Under a new policy, Rockville will send data from its license plate readers directly to a state database, bypassing county police.
The new policy is intended to limit how long law enforcement officials have access to data from the readers, or LPRs, which scan license plates on passing cars to check them against a “hot list” for things such as outstanding warrants or stolen vehicles. County police had said they would store data permanently if technology allowed, but some privacy advocates said they were concerned the data could be misused in the future by officials who wanted to track residents’ movements through their cars if it was stored indefinitely.
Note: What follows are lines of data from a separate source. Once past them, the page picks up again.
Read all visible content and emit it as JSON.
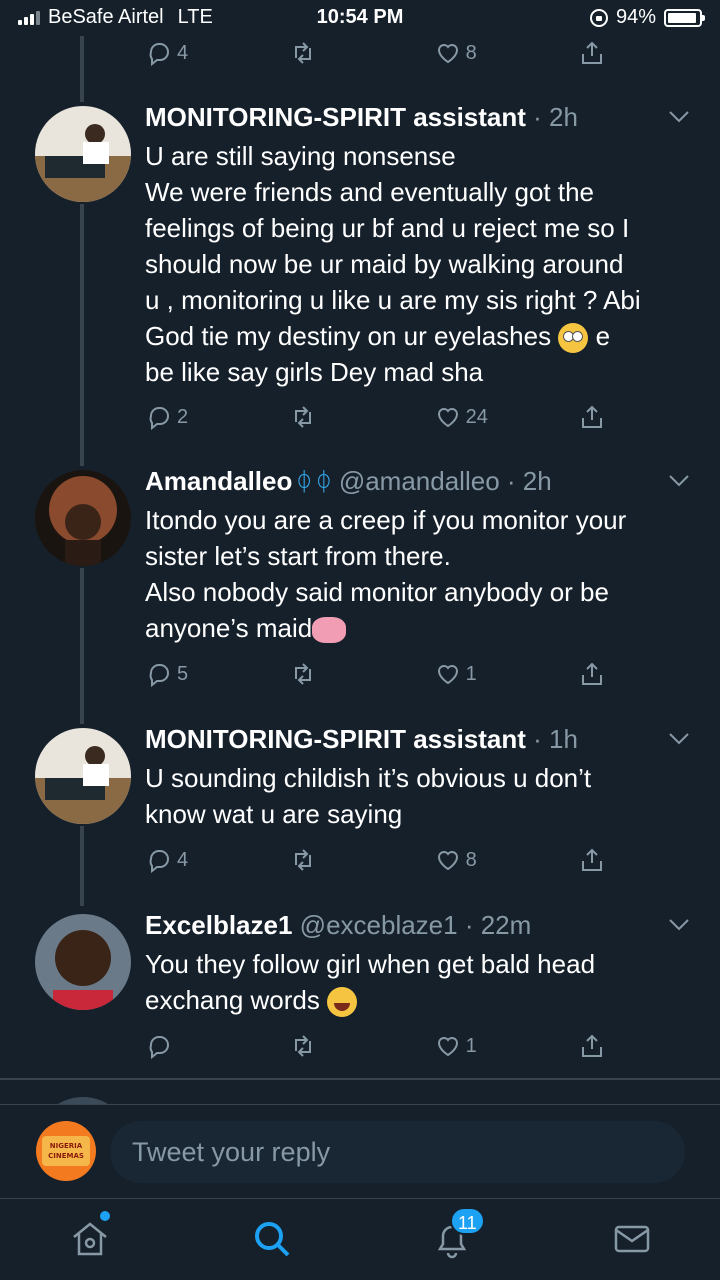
{
  "status_bar": {
    "carrier": "BeSafe Airtel",
    "network": "LTE",
    "time": "10:54 PM",
    "battery": "94%",
    "battery_level": 0.94
  },
  "top_actions": {
    "reply_count": "4",
    "like_count": "8"
  },
  "tweets": [
    {
      "name": "MONITORING-SPIRIT assistant",
      "handle": "",
      "time": "2h",
      "lines": [
        "U are still saying nonsense",
        "We were friends and eventually got the",
        "feelings of being ur bf and u reject me so I",
        "should now be ur maid by walking around",
        "u , monitoring u like u are my sis right ? Abi",
        "God tie my destiny on ur eyelashes",
        "be like say girls Dey mad sha"
      ],
      "emoji_after_line_6": "e",
      "reply_count": "2",
      "like_count": "24"
    },
    {
      "name": "Amandalleo",
      "handle": "@amandalleo",
      "time": "2h",
      "lines": [
        "Itondo you are a creep if you monitor your",
        "sister let’s start from there.",
        "Also nobody said monitor anybody or be",
        "anyone’s maid"
      ],
      "reply_count": "5",
      "like_count": "1"
    },
    {
      "name": "MONITORING-SPIRIT assistant",
      "handle": "",
      "time": "1h",
      "lines": [
        "U sounding childish it’s obvious u don’t",
        "know wat u are saying"
      ],
      "reply_count": "4",
      "like_count": "8"
    },
    {
      "name": "Excelblaze1",
      "handle": "@exceblaze1",
      "time": "22m",
      "lines": [
        "You they follow girl when get bald head",
        "exchang words"
      ],
      "reply_count": "",
      "like_count": "1"
    }
  ],
  "reply_bar": {
    "placeholder": "Tweet your reply",
    "avatar_text": "NIGERIA CINEMAS"
  },
  "tab_bar": {
    "notifications_badge": "11"
  },
  "colors": {
    "background": "#15202b",
    "secondary_text": "#8899a6",
    "accent": "#1da1f2",
    "divider": "#38444d"
  }
}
Councilmember Tom Moore, who brought the city’s data retention policy up for discussion, said he was delighted with the city’s new policy. He said making sure the data is deleted after a set period of time is a good way to protect residents’ privacy.
“The point is, it’s not a database that’s just getting bigger and bigger and bigger,” Moore said. “We’re not going to have this vast permanent database of everyone’s whereabouts.”
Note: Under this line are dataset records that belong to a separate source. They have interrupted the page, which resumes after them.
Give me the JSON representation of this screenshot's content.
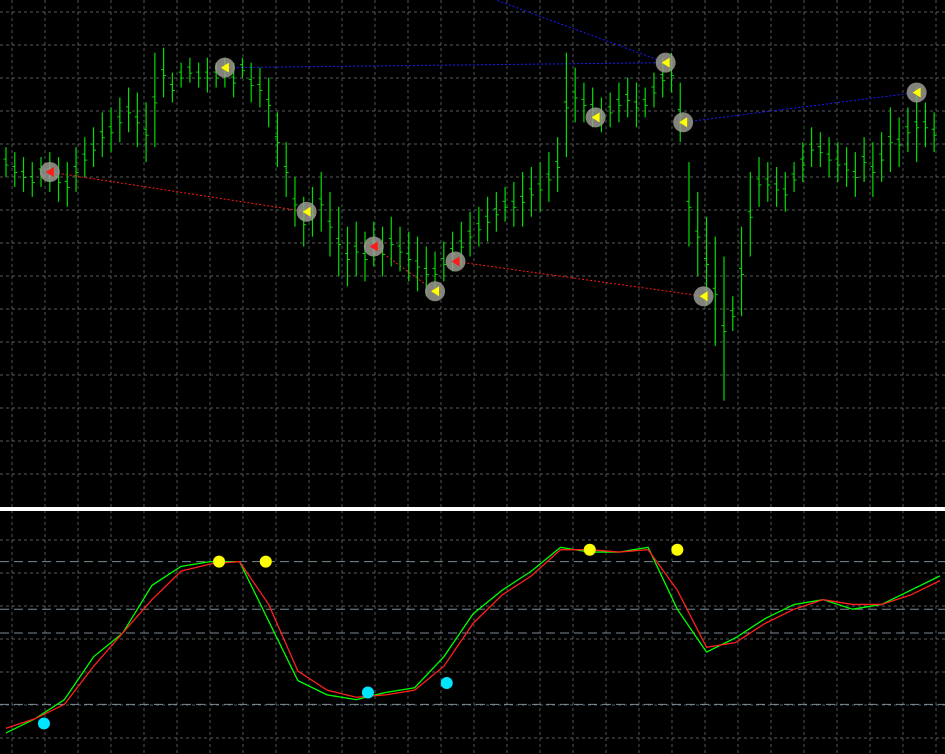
{
  "colors": {
    "background": "#000000",
    "grid": "#9aa3a3",
    "candle": "#00dd00",
    "upper_trend": "#1a1aff",
    "lower_trend": "#ff1a1a",
    "signal_marker": "#9a9a90",
    "osc_main": "#00ff00",
    "osc_signal": "#ff2020",
    "dot_top": "#ffff00",
    "dot_bottom": "#00e5ff",
    "level_line": "#7a8a95",
    "separator": "#ffffff"
  },
  "chart_data": [
    {
      "type": "ohlc",
      "panel": "price",
      "xlim": [
        0,
        320
      ],
      "ylim": [
        0,
        100
      ],
      "grid": true,
      "bars": [
        [
          0,
          72,
          66
        ],
        [
          3,
          71,
          64
        ],
        [
          6,
          70,
          63
        ],
        [
          9,
          69,
          62
        ],
        [
          12,
          70,
          64
        ],
        [
          15,
          71,
          63
        ],
        [
          18,
          70,
          61
        ],
        [
          21,
          69,
          60
        ],
        [
          24,
          72,
          63
        ],
        [
          27,
          74,
          66
        ],
        [
          30,
          76,
          68
        ],
        [
          33,
          79,
          70
        ],
        [
          36,
          80,
          71
        ],
        [
          39,
          82,
          73
        ],
        [
          42,
          84,
          75
        ],
        [
          45,
          83,
          72
        ],
        [
          48,
          81,
          69
        ],
        [
          51,
          91,
          72
        ],
        [
          54,
          92,
          82
        ],
        [
          57,
          87,
          81
        ],
        [
          60,
          89,
          84
        ],
        [
          63,
          90,
          85
        ],
        [
          66,
          89,
          84
        ],
        [
          69,
          90,
          83
        ],
        [
          72,
          89,
          84
        ],
        [
          75,
          90,
          84
        ],
        [
          78,
          89,
          82
        ],
        [
          81,
          90,
          86
        ],
        [
          84,
          89,
          81
        ],
        [
          87,
          88,
          80
        ],
        [
          90,
          86,
          76
        ],
        [
          93,
          79,
          68
        ],
        [
          96,
          73,
          62
        ],
        [
          99,
          66,
          56
        ],
        [
          102,
          62,
          52
        ],
        [
          105,
          64,
          54
        ],
        [
          108,
          67,
          55
        ],
        [
          111,
          63,
          50
        ],
        [
          114,
          60,
          46
        ],
        [
          117,
          56,
          44
        ],
        [
          120,
          57,
          46
        ],
        [
          123,
          55,
          45
        ],
        [
          126,
          57,
          48
        ],
        [
          129,
          56,
          46
        ],
        [
          132,
          58,
          48
        ],
        [
          135,
          56,
          47
        ],
        [
          138,
          55,
          45
        ],
        [
          141,
          54,
          43
        ],
        [
          144,
          52,
          42
        ],
        [
          147,
          51,
          43
        ],
        [
          150,
          53,
          45
        ],
        [
          153,
          55,
          47
        ],
        [
          156,
          57,
          48
        ],
        [
          159,
          59,
          50
        ],
        [
          162,
          60,
          52
        ],
        [
          165,
          62,
          53
        ],
        [
          168,
          63,
          55
        ],
        [
          171,
          64,
          57
        ],
        [
          174,
          65,
          56
        ],
        [
          177,
          67,
          56
        ],
        [
          180,
          68,
          58
        ],
        [
          183,
          69,
          59
        ],
        [
          186,
          71,
          61
        ],
        [
          189,
          74,
          63
        ],
        [
          192,
          91,
          70
        ],
        [
          195,
          88,
          77
        ],
        [
          198,
          85,
          77
        ],
        [
          201,
          84,
          76
        ],
        [
          204,
          82,
          75
        ],
        [
          207,
          83,
          76
        ],
        [
          210,
          85,
          77
        ],
        [
          213,
          86,
          78
        ],
        [
          216,
          85,
          76
        ],
        [
          219,
          84,
          78
        ],
        [
          222,
          87,
          80
        ],
        [
          225,
          90,
          82
        ],
        [
          228,
          91,
          83
        ],
        [
          231,
          85,
          73
        ],
        [
          234,
          69,
          52
        ],
        [
          237,
          63,
          46
        ],
        [
          240,
          58,
          40
        ],
        [
          243,
          54,
          32
        ],
        [
          246,
          50,
          21
        ],
        [
          249,
          42,
          35
        ],
        [
          252,
          56,
          38
        ],
        [
          255,
          67,
          50
        ],
        [
          258,
          70,
          60
        ],
        [
          261,
          69,
          61
        ],
        [
          264,
          68,
          60
        ],
        [
          267,
          67,
          59
        ],
        [
          270,
          69,
          63
        ],
        [
          273,
          73,
          65
        ],
        [
          276,
          76,
          68
        ],
        [
          279,
          75,
          68
        ],
        [
          282,
          74,
          66
        ],
        [
          285,
          73,
          65
        ],
        [
          288,
          72,
          64
        ],
        [
          291,
          71,
          62
        ],
        [
          294,
          74,
          65
        ],
        [
          297,
          73,
          62
        ],
        [
          300,
          75,
          65
        ],
        [
          303,
          80,
          67
        ],
        [
          306,
          78,
          68
        ],
        [
          309,
          80,
          71
        ],
        [
          312,
          84,
          69
        ],
        [
          315,
          81,
          72
        ],
        [
          318,
          79,
          71
        ]
      ],
      "signal_markers": [
        {
          "x": 15,
          "y": 67,
          "kind": "buy"
        },
        {
          "x": 75,
          "y": 88,
          "kind": "sell"
        },
        {
          "x": 103,
          "y": 59,
          "kind": "sell"
        },
        {
          "x": 126,
          "y": 52,
          "kind": "buy"
        },
        {
          "x": 147,
          "y": 43,
          "kind": "sell"
        },
        {
          "x": 154,
          "y": 49,
          "kind": "buy"
        },
        {
          "x": 202,
          "y": 78,
          "kind": "sell"
        },
        {
          "x": 226,
          "y": 89,
          "kind": "sell"
        },
        {
          "x": 232,
          "y": 77,
          "kind": "sell"
        },
        {
          "x": 239,
          "y": 42,
          "kind": "sell"
        },
        {
          "x": 312,
          "y": 83,
          "kind": "sell"
        }
      ],
      "trend_lines": [
        {
          "color": "upper",
          "points": [
            [
              0,
              138
            ],
            [
              226,
              89
            ]
          ]
        },
        {
          "color": "upper",
          "points": [
            [
              75,
              88
            ],
            [
              226,
              89
            ]
          ]
        },
        {
          "color": "upper",
          "points": [
            [
              232,
              77
            ],
            [
              312,
              83
            ]
          ]
        },
        {
          "color": "lower",
          "points": [
            [
              15,
              67
            ],
            [
              103,
              59
            ]
          ]
        },
        {
          "color": "lower",
          "points": [
            [
              126,
              52
            ],
            [
              147,
              43
            ]
          ]
        },
        {
          "color": "lower",
          "points": [
            [
              154,
              49
            ],
            [
              239,
              42
            ]
          ]
        }
      ]
    },
    {
      "type": "line",
      "panel": "oscillator",
      "xlim": [
        0,
        320
      ],
      "ylim": [
        0,
        100
      ],
      "levels": [
        80,
        60,
        50,
        20
      ],
      "grid": true,
      "series": [
        {
          "role": "main",
          "x": [
            0,
            10,
            20,
            30,
            40,
            50,
            60,
            70,
            80,
            90,
            100,
            110,
            120,
            130,
            140,
            150,
            160,
            170,
            180,
            190,
            200,
            210,
            220,
            230,
            240,
            250,
            260,
            270,
            280,
            290,
            300,
            310,
            320
          ],
          "values": [
            8,
            14,
            22,
            40,
            50,
            70,
            78,
            80,
            80,
            55,
            30,
            24,
            22,
            25,
            27,
            40,
            58,
            68,
            76,
            86,
            84,
            84,
            86,
            60,
            42,
            48,
            56,
            62,
            64,
            60,
            62,
            68,
            74
          ]
        },
        {
          "role": "signal",
          "x": [
            0,
            10,
            20,
            30,
            40,
            50,
            60,
            70,
            80,
            90,
            100,
            110,
            120,
            130,
            140,
            150,
            160,
            170,
            180,
            190,
            200,
            210,
            220,
            230,
            240,
            250,
            260,
            270,
            280,
            290,
            300,
            310,
            320
          ],
          "values": [
            10,
            14,
            20,
            36,
            50,
            64,
            76,
            79,
            80,
            62,
            34,
            26,
            23,
            24,
            26,
            36,
            54,
            66,
            74,
            85,
            85,
            84,
            85,
            68,
            44,
            46,
            54,
            60,
            64,
            62,
            62,
            66,
            72
          ]
        }
      ],
      "markers": [
        {
          "x": 13,
          "y": 12,
          "kind": "bottom"
        },
        {
          "x": 73,
          "y": 80,
          "kind": "top"
        },
        {
          "x": 89,
          "y": 80,
          "kind": "top"
        },
        {
          "x": 124,
          "y": 25,
          "kind": "bottom"
        },
        {
          "x": 151,
          "y": 29,
          "kind": "bottom"
        },
        {
          "x": 200,
          "y": 85,
          "kind": "top"
        },
        {
          "x": 230,
          "y": 85,
          "kind": "top"
        }
      ]
    }
  ]
}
Under the new policy, Rockville will store its LPR data on the in-car devices for 30 days and then delete it. The Maryland fusion center deletes its data after a year unless there is reason to believe it will become evidence in a specific investigation, according to Mayor and Council documents.
Rockville Police Chief Terry Treschuk, who recommended the new policy, said Montgomery County police can still access Rockville’s LPR data through the state if they need it for an investigation.
Montgomery County police currently keep data from their LPRs and from agencies that share data with them for a year, but police have said they want to store it longer offline to potentially help them solve cold cases. The department does not currently have the technology to store the data permanently while limiting access as it would like, however.